The 36 State Governors under the aegis of the Nigeria Governors’ Forum (NGF), has accused the Central Bank of Nigeria (CBN) of presently pursuing what they described as a currency confiscation programme and not the currency exchange policy, adding that the apex bank did not take into consideration the increase in the size of the country’s nominal Gross Domestic Product (GDP).
According to a Communique signed on Saturday, February 11, 2023 at the end of the meeting by the NGF Chairman and Governor of Sokoto State, Aminu Tambuwal, the Governors condemned the CBN over the currency redesign policy and scarcity of Naira notes as they have directed their Attorneys General to review the suit at the Supreme Court with a view to consolidating the legal reliefs pursued by States.
Rising from its 3rd meeting, the Governors said that the Federal Government and the CBN should as a matter of urgency respect the Rule of Law and listen to the voice of reason expressed by Nigerians and several other stakeholders including the Council of State.

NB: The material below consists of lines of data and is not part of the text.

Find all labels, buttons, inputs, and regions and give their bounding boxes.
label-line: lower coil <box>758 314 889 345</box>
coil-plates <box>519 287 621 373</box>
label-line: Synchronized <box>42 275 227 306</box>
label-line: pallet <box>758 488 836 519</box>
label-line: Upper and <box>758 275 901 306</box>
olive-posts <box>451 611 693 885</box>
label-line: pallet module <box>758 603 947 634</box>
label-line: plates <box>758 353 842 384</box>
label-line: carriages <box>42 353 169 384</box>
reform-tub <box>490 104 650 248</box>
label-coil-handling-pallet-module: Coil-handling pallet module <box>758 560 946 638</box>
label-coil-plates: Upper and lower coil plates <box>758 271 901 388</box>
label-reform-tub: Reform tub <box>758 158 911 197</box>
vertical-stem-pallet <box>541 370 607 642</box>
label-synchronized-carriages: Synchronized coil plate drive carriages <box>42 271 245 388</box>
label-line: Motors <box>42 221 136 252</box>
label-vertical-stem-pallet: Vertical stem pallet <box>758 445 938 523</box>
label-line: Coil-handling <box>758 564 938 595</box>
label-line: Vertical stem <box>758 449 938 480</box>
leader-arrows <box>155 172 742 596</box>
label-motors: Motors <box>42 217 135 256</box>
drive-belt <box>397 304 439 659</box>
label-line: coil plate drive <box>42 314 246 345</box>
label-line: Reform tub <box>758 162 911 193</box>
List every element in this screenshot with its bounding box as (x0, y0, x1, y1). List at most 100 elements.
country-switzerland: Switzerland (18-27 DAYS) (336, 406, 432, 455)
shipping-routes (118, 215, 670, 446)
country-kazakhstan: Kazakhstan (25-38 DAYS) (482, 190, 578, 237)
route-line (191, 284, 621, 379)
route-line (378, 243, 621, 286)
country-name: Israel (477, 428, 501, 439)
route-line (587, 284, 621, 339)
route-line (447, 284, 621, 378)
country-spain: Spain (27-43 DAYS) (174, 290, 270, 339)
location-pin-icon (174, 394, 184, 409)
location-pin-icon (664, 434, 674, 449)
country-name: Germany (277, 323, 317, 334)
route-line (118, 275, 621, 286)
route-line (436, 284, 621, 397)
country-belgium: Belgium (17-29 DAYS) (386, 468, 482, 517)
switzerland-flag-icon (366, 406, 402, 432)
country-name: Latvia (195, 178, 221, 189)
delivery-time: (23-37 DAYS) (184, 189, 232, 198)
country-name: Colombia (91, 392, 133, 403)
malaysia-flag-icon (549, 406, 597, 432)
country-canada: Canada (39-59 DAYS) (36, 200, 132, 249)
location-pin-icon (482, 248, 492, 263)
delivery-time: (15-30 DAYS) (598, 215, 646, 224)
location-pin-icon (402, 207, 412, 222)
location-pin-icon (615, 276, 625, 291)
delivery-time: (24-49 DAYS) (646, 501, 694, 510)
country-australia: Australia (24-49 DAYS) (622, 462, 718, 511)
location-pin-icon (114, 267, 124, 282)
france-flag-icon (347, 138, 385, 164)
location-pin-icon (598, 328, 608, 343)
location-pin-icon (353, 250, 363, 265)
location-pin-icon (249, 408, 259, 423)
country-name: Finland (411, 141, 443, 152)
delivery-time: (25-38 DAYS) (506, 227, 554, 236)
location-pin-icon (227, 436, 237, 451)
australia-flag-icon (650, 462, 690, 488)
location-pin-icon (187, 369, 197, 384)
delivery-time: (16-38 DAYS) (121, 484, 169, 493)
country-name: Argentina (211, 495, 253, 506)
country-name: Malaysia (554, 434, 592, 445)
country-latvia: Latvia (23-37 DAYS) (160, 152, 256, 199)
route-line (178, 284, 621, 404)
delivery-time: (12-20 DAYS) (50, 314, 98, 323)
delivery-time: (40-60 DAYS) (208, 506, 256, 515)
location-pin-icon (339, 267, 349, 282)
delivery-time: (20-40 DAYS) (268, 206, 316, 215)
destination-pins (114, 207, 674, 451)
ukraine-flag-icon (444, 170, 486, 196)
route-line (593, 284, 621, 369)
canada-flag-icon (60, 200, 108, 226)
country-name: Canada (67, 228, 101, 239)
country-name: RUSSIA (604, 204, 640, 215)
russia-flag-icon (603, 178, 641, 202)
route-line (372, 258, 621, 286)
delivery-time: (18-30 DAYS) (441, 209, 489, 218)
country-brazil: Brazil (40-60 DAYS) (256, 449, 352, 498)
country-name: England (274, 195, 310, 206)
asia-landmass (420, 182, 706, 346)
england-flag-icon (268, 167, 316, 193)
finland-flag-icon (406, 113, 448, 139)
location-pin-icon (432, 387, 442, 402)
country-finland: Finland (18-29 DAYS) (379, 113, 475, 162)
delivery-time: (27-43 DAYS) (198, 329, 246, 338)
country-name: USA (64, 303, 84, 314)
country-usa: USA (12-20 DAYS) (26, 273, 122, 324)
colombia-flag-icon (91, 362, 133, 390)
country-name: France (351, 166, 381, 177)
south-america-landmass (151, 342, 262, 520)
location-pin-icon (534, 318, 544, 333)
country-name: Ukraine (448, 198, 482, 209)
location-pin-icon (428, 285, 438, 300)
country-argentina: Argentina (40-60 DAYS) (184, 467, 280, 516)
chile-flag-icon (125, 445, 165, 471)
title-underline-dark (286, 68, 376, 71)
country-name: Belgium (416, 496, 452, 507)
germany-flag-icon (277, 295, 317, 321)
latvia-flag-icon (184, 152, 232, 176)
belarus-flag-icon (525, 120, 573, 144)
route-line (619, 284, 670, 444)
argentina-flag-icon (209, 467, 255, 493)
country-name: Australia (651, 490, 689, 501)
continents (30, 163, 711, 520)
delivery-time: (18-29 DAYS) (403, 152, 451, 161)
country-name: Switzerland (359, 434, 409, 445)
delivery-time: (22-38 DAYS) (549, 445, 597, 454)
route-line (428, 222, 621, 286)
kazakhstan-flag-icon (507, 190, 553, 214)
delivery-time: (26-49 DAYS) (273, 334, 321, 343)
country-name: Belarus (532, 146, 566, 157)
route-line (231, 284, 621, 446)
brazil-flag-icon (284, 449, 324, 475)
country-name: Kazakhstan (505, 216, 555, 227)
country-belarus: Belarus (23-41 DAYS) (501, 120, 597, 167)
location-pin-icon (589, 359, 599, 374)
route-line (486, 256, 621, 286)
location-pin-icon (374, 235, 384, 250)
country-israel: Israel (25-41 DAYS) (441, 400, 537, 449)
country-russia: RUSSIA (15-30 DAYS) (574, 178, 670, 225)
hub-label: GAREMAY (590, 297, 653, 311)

The Governors said that the action has become imperative before the damage to the nation’s economy becomes too great to fix by the next administration, warning that if the policy continues, Nigeria as a country runs the risk of a CBN-induced recession.
The statement reads in part, “We, members of the Nigeria Governors’ Forum (NGF), at our meeting today discussed critical issues of national interest and resolved as follows:
“First, we express our sympathies and support for Nigerians who are experiencing great difficulties under the current CBN Naira re-design and cash withdrawal restrictions policy. We feel your pain and we are determined to employ all legitimate channels to ease the situation.
“It has become necessary to make a distinction between the Central Bank of Nigeria (CBN) Naira redesign policy backed by Section 20 (3) of the CBN Act, 2007 and the aspirational policy of going cashless, both of which are mutually exclusive at this time.
“It is our considered view that what the CBN is at present pursuing is a currency confiscation programme, not the currency exchange policy envisaged under S20(3) of the CBN Act, 2007.
“Currency confiscation in the sense that the liquidity provided to the general public is grossly insufficient due to the restrictions placed on the amount that can be withdrawn regardless of the amount deposited.”